僕は「低音から高音まで同じ声」をミックスボイス・歌声として扱っています。

ミックスボイスとは

従来のミックスボイス

従来のミックスボイスとは「高い声を出すため」だけに存在する技術です。

  • 地声と裏声が混ざったような声
  • 地声と裏声の中間
  • 高い地声
  • 強い裏声
  • 別名ミドルボイス

など多様な定義があり、さらに多様な解釈があります。

従来のミックスボイスの欠点

定義や解釈がトレーナーによって違う

従来の「ミックスボイス」には、大きな課題がありました。

  • トレーナーによって定義も解釈も異なる
  • 定義が違うため、練習方法が異なる
  • 練習方法が異なるため、解決できる課題も異なる

「高い声」以外のスキルが育たない

あまり良くないトレーナーの中では、「とにかく高い声を出せるようになればOK」というボイトレを行い、

「迷える生徒を集めてレッスン料をとっている」という噂も聞いたことがあります。


生徒が求めている「高い声」を提供しているように聞こえますが、ほとんどの場合、生徒が本当に求めているのは「歌唱力」なので、本質的に意味がないレッスンになる場合があります。

音博士のミックスボイス

「高い声」ではなく「歌うための声」

僕は、ミックスボイスを「歌声」として定義して扱っています。

そもそも高い声を出すためには、「音域」だけでなく「息の強さ」や「声の響かせ方」など様々な技術が必要になります。

そこで通常の「今出せる声のクオリティを上げる」ボイトレではなく、「出せない声を出せるようにし、さらに歌で使えるクオリティにする」作業です。

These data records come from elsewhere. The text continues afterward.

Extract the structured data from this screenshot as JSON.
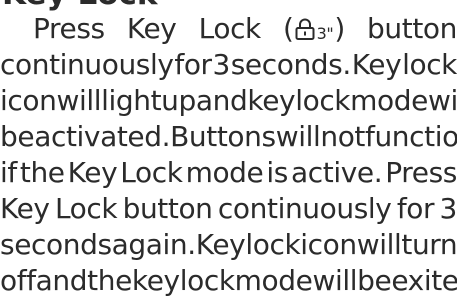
{
  "heading_fragment": "Key Lock",
  "paragraph": {
    "line1": {
      "w1": "Press",
      "w2": "Key",
      "w3": "Lock",
      "paren_open": "(",
      "lock_icon": "lock-icon",
      "lock_subscript": "3\"",
      "paren_close": ")",
      "w4": "button"
    },
    "line2": "continuously for 3 seconds. Key lock",
    "line3": "icon will light up and key lock mode will",
    "line4": "be activated. Buttons will not function",
    "line5": "if the Key Lock mode is active. Press",
    "line6": "Key Lock button continuously for 3",
    "line7": "seconds again. Key lock icon will turn",
    "line8": "off and the key lock mode will be exite."
  },
  "colors": {
    "text": "#2b2b2b",
    "background": "#ffffff"
  }
}
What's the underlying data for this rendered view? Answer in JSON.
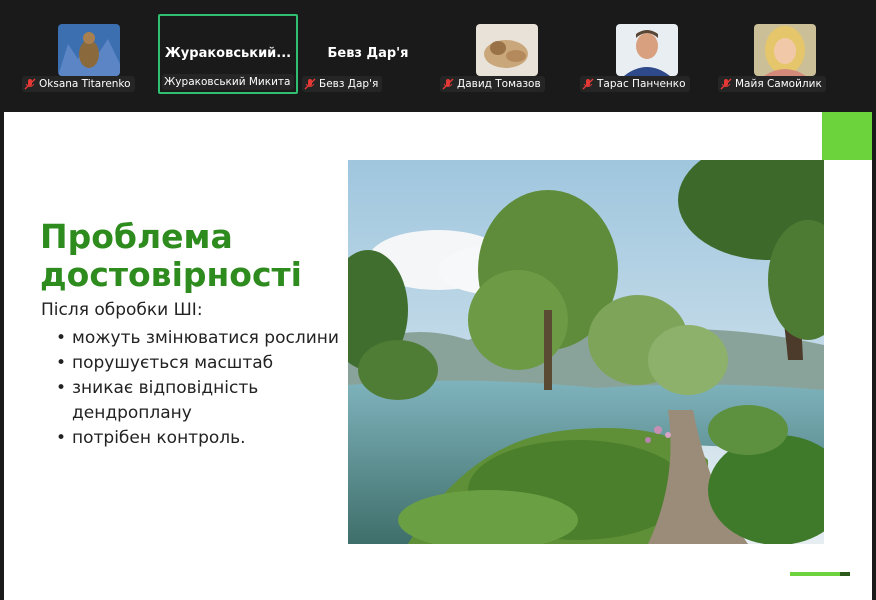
{
  "participants": [
    {
      "name": "Oksana Titarenko",
      "muted": true,
      "has_video": true
    },
    {
      "name": "Жураковський Микита",
      "display_name": "Жураковський...",
      "muted": false,
      "has_video": false,
      "active": true
    },
    {
      "name": "Бевз Дар'я",
      "display_name": "Бевз Дар'я",
      "muted": true,
      "has_video": false
    },
    {
      "name": "Давид Томазов",
      "muted": true,
      "has_video": true
    },
    {
      "name": "Тарас Панченко",
      "muted": true,
      "has_video": true
    },
    {
      "name": "Майя Самойлик",
      "muted": true,
      "has_video": true
    }
  ],
  "slide": {
    "title_line1": "Проблема",
    "title_line2": "достовірності",
    "subtitle": "Після обробки ШІ:",
    "bullets": [
      "можуть змінюватися рослини",
      "порушується масштаб",
      "зникає відповідність дендроплану",
      " потрібен контроль."
    ]
  },
  "colors": {
    "title_green": "#2e8b1e",
    "accent_green": "#6dd33c",
    "active_speaker_border": "#2fbf71",
    "muted_red": "#e53935"
  }
}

「高い声」に限らず、「歌に使える、クオリティの高い声」の音域を広げるのが、僕のミックスボイス・歌声です。

「ミックスボイス」が流行している理由

そもそもミックスボイスが流行した原因を、僕が「音楽人口が増えたから」と考えています。

音楽人口が増えすぎた

どこでも・誰でも音楽を聴ける

今の時代、誰でも手軽に音楽を聴くことができます。

  • Spotify
  • LINE MUSIC
  • Apple Music
  • Prime Music
  • amazon muzic

これら全てが音楽を手軽に聴くためのサービスであり、さらにYouTubeを開けば簡単にMusic Videoを視聴することができる時代です。

もちろんサービスがなければCDです。

ipodやウォークマンにデータを取り込めるようになったことで、毎日の「移動時間」や「お風呂の時間」など、それまで音楽と全く関わりのなかった時間が次々に音楽とセットの生活になっています。

するとどうなるか、「歌唱力」を理解できない人が爆発的に増加します。

カラオケで、いつでも好きに歌える

さらに日本には「カラオケ」という文化があり、多少田舎だったとしても「歌うのに困らない環境」が整っています。

  • 手軽に音楽を聴ける
  • 手軽に歌を歌える

この二つがあれば、「いつでも誰でも音楽を批評できる」環境と、「いつでも誰でも歌唱力アピールができる」環境が揃っている状態です。

「歌唱力」を判断する軸を持ってない人が増えた

音楽を評価することも評価されることも増えた結果、「よくわからないけどすごいと言われたい」と思ってしまう人が一定数います。

ですが、そう考えている人の中で「本格的に音楽をやったことがある」人はほぼいません。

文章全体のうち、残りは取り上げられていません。